UBCM president Mary Sjostrom, mayor of Quesnel, said her recent meeting with the Premier was positive. Individual mayors may have showed their NDP colours in the past, but they recognize that Ms. Clark is in charge now, she said. "She is the premier and she has the mandate, so folks will have to sit down at the table and work with the sitting government."

Ms. Clark sent a strong signal last week that she is capable of putting the election behind her – at least where there is a common interest. It was her office that reached out to labour leaders, including Jim Sinclair of the B.C. Federation of Labour, which led to a news conference last Monday announcing a co-operative effort to develop jobs and training strategies.

In an interview, Mr. Sinclair acknowledged that joining Ms. Clark on stage was not an easy decision. Labour's traditional alliance with the NDP meant the B.C. Liberal government has rarely brought union bosses into the room. "For us to stand there took something, for her to stand there took something," he said. But to achieve the shared goal of improving skills-training opportunities, he said, "we just don't have any choice."

The tone is changing around Adrian Dix, the NDP Leader, as well.

Mr. Dix had the enthusiastic backing from the labour movement before the election for his skills and training plan. Now, as Mr. Dix prepares to announce this week whether he will resign over his party's unexpected electoral loss, there has been not a whisper of encouragement for him to stay from those same labour partners. He has been granted the time to make a clean exit, but that is all.

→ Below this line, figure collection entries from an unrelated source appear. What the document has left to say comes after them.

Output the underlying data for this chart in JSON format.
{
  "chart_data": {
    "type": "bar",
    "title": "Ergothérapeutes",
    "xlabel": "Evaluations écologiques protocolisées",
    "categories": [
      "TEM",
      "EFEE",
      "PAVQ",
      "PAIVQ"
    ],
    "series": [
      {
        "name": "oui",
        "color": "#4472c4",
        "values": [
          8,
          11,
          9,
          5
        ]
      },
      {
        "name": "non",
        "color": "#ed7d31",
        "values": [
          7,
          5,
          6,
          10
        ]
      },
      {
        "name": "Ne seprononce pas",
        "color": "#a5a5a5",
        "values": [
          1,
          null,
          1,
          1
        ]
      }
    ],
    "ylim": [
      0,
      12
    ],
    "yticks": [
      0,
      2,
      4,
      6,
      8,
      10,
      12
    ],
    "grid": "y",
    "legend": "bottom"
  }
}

Perhaps the most important new relationships, however, are the ones Ms. Clark is seeking to forge outside of B.C. She is heading off in November on another Asian trade mission, this time with no questions hanging over her about her mandate to sell B.C. as a destination for investment.

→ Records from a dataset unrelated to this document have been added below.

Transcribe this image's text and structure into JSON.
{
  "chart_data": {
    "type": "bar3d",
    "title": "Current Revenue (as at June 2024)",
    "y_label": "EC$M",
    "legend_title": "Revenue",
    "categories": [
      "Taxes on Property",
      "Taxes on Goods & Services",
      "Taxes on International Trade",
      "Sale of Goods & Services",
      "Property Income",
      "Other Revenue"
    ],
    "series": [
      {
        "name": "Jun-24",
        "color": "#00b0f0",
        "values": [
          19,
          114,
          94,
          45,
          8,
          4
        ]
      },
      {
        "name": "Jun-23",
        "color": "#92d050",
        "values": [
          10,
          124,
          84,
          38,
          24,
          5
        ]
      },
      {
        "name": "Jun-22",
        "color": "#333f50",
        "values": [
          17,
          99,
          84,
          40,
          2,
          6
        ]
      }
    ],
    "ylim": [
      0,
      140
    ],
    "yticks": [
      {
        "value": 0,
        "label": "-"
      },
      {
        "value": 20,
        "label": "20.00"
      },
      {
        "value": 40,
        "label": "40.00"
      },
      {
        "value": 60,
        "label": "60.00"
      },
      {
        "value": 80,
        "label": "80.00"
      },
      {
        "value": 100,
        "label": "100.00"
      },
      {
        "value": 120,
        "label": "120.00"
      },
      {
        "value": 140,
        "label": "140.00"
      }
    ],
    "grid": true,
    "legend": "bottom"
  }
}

And her renewed rapport with Alberta's Alison Redford could lead to a pact – which seemed so unlikely a year ago – on meeting British Columbia's terms for pumping Alberta oil to the B.C. coast. An agreement on how to address Ms. Clark's five conditions could be announced as early as October.

If the Premier can bring the federal Conservative government on board as well – and there are considerable hurdles to clear – she will have revised her reputation as a lightweight after her bumbling early forays on the national stage.

But the next step – selling British Columbians on oil pipelines – would be the toughest test of her strength.